# Größe eine Tabellenzelle fixieren



## Dorrrgan (11. November 2004)

Hallo,
  ich hab ein Problem, das in einer ähnlichen Form schon behandelt wurde, aber ich krieg es totzdem nicht hin.

  Ich habe eine Seite, bei der in einer Tabelle ein IFrame sein sollte, in dem der Inhalt steht,
  Das IFrame ging aber nicht gescheit, (IE lässt es verschwinden, wenn die Tabelle keinen Rand hat)
  dann wollte ich mich an eine elegantere PHP Lösung wage, jetzt mach ich das mit include.
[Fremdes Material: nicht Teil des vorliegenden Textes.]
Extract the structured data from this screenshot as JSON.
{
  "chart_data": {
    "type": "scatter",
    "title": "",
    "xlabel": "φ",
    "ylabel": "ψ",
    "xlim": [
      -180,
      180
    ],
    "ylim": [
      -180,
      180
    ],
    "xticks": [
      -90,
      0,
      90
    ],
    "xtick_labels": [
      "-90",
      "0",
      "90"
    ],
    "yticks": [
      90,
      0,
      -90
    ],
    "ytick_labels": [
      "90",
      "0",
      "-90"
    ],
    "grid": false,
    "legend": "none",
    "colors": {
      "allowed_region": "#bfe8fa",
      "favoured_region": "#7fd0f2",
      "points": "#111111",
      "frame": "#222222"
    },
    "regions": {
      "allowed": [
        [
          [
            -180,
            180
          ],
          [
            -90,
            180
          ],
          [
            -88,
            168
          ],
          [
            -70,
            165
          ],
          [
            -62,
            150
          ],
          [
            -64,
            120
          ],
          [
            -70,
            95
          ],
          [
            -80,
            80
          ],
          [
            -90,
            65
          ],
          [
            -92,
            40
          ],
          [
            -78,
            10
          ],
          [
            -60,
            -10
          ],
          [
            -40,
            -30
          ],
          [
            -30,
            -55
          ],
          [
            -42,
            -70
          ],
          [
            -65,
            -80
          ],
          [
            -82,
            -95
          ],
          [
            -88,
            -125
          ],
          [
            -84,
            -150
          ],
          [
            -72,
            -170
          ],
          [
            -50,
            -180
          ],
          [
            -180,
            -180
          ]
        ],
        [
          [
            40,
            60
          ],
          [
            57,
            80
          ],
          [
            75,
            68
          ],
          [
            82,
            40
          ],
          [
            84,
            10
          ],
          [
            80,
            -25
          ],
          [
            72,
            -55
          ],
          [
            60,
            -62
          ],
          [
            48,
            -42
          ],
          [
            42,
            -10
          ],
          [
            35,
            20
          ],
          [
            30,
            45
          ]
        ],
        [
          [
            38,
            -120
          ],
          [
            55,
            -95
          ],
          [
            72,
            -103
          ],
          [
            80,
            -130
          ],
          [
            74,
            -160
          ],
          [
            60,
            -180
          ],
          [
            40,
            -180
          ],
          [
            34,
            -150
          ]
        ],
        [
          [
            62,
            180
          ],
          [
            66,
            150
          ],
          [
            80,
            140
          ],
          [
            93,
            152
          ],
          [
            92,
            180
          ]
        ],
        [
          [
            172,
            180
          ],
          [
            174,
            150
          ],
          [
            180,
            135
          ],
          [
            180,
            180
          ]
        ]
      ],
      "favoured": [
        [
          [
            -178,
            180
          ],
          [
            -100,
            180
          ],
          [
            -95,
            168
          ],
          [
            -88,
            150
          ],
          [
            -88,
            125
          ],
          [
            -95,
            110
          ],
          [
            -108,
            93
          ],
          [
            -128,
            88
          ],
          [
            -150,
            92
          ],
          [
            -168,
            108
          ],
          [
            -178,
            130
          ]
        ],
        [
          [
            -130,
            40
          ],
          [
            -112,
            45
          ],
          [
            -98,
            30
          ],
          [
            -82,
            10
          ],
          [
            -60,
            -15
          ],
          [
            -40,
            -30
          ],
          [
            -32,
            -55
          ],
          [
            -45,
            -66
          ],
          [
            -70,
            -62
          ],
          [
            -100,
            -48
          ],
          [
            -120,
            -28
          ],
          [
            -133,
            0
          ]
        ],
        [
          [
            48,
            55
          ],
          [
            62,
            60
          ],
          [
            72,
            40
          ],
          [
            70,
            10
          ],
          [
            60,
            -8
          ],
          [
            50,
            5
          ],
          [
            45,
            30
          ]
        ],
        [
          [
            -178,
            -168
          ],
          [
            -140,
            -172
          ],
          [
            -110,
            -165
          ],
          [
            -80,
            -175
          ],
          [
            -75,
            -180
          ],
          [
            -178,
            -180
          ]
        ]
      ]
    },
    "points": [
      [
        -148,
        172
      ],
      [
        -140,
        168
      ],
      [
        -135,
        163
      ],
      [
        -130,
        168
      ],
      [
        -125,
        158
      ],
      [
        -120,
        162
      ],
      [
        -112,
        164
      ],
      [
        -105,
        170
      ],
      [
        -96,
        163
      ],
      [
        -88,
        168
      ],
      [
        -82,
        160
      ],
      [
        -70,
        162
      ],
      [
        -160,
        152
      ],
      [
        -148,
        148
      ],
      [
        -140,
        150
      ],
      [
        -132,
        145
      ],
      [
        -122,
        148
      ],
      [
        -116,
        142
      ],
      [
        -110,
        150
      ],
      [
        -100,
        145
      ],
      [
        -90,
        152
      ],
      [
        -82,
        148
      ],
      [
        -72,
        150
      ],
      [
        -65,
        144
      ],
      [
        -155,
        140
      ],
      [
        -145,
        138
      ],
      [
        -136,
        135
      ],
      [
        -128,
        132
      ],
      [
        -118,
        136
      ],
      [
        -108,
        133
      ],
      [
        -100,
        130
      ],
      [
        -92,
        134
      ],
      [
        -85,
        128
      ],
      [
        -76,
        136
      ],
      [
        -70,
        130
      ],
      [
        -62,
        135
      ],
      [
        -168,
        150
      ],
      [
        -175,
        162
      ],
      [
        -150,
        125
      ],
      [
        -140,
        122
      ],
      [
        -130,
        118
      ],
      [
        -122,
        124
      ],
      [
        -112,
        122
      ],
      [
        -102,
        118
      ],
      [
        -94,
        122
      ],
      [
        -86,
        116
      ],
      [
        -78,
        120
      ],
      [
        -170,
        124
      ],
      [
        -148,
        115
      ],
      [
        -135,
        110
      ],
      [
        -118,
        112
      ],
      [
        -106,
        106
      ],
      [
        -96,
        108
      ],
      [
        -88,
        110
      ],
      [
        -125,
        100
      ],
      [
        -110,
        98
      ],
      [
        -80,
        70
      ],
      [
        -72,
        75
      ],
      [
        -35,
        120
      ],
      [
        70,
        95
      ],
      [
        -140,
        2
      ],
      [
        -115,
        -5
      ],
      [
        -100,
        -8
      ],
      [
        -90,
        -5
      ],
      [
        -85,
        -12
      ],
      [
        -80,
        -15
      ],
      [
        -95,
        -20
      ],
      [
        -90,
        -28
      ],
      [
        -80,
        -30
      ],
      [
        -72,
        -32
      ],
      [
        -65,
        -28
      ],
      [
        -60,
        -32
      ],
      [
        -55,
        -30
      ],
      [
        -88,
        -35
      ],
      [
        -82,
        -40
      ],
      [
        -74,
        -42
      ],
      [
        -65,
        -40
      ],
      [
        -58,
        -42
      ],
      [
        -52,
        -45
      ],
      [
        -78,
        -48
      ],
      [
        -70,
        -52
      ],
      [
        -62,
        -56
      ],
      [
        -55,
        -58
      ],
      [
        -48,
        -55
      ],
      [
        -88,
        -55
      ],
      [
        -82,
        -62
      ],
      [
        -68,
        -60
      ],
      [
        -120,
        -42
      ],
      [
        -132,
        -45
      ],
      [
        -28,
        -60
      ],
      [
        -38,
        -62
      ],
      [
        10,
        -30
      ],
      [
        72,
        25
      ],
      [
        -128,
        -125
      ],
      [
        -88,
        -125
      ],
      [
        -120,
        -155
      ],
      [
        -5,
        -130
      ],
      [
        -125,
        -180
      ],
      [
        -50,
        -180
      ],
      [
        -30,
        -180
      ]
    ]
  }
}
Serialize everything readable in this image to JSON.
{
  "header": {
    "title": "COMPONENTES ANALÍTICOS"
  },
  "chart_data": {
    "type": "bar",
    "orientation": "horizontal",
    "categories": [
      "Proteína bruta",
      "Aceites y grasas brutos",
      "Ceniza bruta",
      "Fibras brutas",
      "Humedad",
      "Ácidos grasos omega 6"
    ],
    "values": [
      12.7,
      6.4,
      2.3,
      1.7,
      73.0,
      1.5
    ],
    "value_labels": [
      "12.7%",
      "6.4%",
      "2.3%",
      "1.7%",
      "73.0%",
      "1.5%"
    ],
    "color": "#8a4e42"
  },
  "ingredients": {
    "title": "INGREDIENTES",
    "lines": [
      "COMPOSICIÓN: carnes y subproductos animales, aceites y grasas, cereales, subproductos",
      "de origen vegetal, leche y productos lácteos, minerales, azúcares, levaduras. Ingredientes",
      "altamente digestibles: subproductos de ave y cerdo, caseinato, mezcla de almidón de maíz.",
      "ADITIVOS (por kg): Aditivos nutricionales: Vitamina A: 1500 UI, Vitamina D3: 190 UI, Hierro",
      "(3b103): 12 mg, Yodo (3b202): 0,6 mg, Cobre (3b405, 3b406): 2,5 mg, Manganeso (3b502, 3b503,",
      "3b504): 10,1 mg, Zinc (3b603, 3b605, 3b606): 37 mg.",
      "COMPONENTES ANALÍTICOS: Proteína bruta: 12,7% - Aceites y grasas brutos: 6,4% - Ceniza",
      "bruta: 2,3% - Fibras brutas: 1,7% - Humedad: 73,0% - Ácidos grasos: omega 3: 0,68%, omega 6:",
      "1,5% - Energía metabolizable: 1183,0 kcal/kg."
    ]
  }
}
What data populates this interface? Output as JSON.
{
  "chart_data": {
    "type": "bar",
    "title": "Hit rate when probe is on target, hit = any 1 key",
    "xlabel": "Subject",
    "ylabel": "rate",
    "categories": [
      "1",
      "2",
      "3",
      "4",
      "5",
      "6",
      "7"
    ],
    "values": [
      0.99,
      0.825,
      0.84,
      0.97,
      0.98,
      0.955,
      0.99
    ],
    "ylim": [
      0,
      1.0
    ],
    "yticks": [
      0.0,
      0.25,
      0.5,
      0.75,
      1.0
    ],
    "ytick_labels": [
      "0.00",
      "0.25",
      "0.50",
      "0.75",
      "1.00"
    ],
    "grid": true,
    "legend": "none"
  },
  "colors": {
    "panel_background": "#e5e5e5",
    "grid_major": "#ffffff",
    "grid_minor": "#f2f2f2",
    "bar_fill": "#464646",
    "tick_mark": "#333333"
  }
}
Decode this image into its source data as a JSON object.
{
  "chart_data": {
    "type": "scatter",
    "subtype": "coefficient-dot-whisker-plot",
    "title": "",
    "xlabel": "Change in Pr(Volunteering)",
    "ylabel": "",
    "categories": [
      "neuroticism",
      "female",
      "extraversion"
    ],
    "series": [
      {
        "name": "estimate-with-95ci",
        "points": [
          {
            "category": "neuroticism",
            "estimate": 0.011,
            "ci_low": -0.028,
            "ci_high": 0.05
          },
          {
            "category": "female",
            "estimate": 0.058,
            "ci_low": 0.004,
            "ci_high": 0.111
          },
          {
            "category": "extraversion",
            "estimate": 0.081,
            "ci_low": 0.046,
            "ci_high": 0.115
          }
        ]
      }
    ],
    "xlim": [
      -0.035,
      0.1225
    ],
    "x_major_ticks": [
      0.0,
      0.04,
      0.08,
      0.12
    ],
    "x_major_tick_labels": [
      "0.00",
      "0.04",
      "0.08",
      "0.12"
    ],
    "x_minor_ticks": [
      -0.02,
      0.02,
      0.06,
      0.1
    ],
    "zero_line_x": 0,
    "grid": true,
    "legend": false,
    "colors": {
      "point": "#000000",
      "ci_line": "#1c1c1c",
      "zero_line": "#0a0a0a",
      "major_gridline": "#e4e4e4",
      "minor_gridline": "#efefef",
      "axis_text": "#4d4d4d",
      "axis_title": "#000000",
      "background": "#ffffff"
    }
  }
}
  Das Problem ist die Tabellenzelle in der includet werden soll, ich mach die Zelle "scrollbar" mit:
  <div style="position:relative; width:100%; height:100%; overflow:auto; border:0px white solid;">INHALT</div>

 nur der Mozilla macht die Tabelle trotzem größer "weil der Inhalt ncihtmehr reinpasst" als das Fenster, ich hab ber der Tabelle Explizit height: 100% angegeben, und in der Zelle auch height: 100%

  Im IE klappt es, aber es soll mit Mozilla auch gehen

  hette jemand schonmal ein ähnlichs Problem, oder weiß woran das liegt?


----------



## redlama (11. November 2004)

Hallo!

Du solltest nicht dem Div 100% Höhe geben, sondern der Seite, also <body> und <html>.
Dann wird die Seite nicht größer und die Divs in der Seite müssten scrollbar werden.

redlama


----------



## Dorrrgan (11. November 2004)

Da passiert komischerweise auch nichts, 
 ich hab in den Body und height tags height="100%" eingetragen, und es auch in dem CSS file angegeben (beides und einzeln)
 aber keine Wirkung, die Seite wird immernoch größer, als das Fenster


----------



## redlama (11. November 2004)

Hast Du vielleicht mal 'nen Link, wo wir uns das anschauen können?

redlama


----------



## Dorrrgan (11. November 2004)

ja,
  auf 
http://www.dogan.excited-bits.de/test/
  hab ich das mal zum Testen hochgeladen


----------



## redlama (11. November 2004)

Versuch mal in der style.css nicht body{...}, sondern body, html{...}
Weiß nicht ob's was bringt, aber ein Versuch ist es wert, oder?

redlama


----------



## Dorrrgan (11. November 2004)

Hilft alles nicht, irgendwie denkt der Mozilla immer ich mein mit 100% die höhe der Seite, und nciht die des Fensters

 gibt es vielleicht ein JavaScriptbefehl, um das zu korrigieren?
 Oder, so ein Mozillaspezifischen CSS Befehl?


----------



## redlama (11. November 2004)

Dorrrgan hat gesagt.:
			
		

> [...]gibt es vielleicht ein JavaScriptbefehl, um das zu korrigieren?[...]


Ich denke das bringt Dich auch nicht weiter, da viele Mozilla, Firefox oder Netscape User sicher ohne JavaScript in Netz unterwegs sind!

redlama


----------